Some counties, based on the statutes and sheer number of liens that are never sold - it makes sense.  For the counties where I usually invest (AZ & FL), and because they use online auctions with plenty of bidders - only the junk is leftover.  So OTC liens are not usually worth the time it takes to find the needles in the haystack.

To prove my statement, I wrote a blog post on my BP blog where I randomly pick 3 liens that nobody bid on, from the recently completed online auction of tax liens.  I do a high level look to see what types of property are underlying those liens.

Of course, it didn't turn out as planned.  I would have made a horrible lawyer.  Never ask a question unless you already know the answer!  I could have not published the blog post, or picked a different lien to prove my point, but I figured, it may be a good lesson to show that maybe you can get lucky - and also teach myself a lesson too.  Don't make blanket statements hastily. But I'll say this, a sample size of 3 is too small to draw definitive conclusions.

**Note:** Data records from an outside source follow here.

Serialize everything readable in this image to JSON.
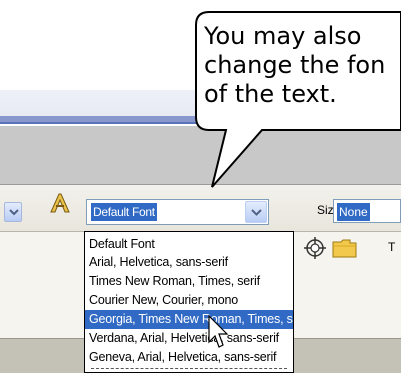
{
  "callout": {
    "line1": "You may also",
    "line2": "change the fon",
    "line3": "of the text."
  },
  "toolbar": {
    "font_select_value": "Default Font",
    "size_label": "Size",
    "size_value": "None"
  },
  "font_list": {
    "items": [
      "Default Font",
      "Arial, Helvetica, sans-serif",
      "Times New Roman, Times, serif",
      "Courier New, Courier, mono",
      "Georgia, Times New Roman, Times, serif",
      "Verdana, Arial, Helvetica, sans-serif",
      "Geneva, Arial, Helvetica, sans-serif"
    ],
    "selected_index": 4
  },
  "side_text": "T",
  "icons": {
    "font_color": "font-color-icon",
    "anchor": "anchor-icon",
    "folder": "folder-icon",
    "cursor": "mouse-cursor-icon"
  },
  "colors": {
    "selection": "#316ac5",
    "accent_line": "#5a72b8"
  }
}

With that, if you want to read about me eating a little crow, here is the link to the blog post.

I went to a tax lien sale for Nassau County NY Friday and in the couple of hours I was there, only three properties were taken back by the County. Considering some propertoes were bid down to an Internet rate of .25% made me wonder what was wrong with them.

@Jerry K.   my most profitable tax lien was the first one I bought which was a Leftover. I made $36K in about 2 years on an original lien of about $3K

Guess I will follow up on those liens now.

I have had good success with Jones Act Tax Sales in New Jersey (it is its own unique beast in NJ OTC liens) but it is much more intensive and tougher to find deals.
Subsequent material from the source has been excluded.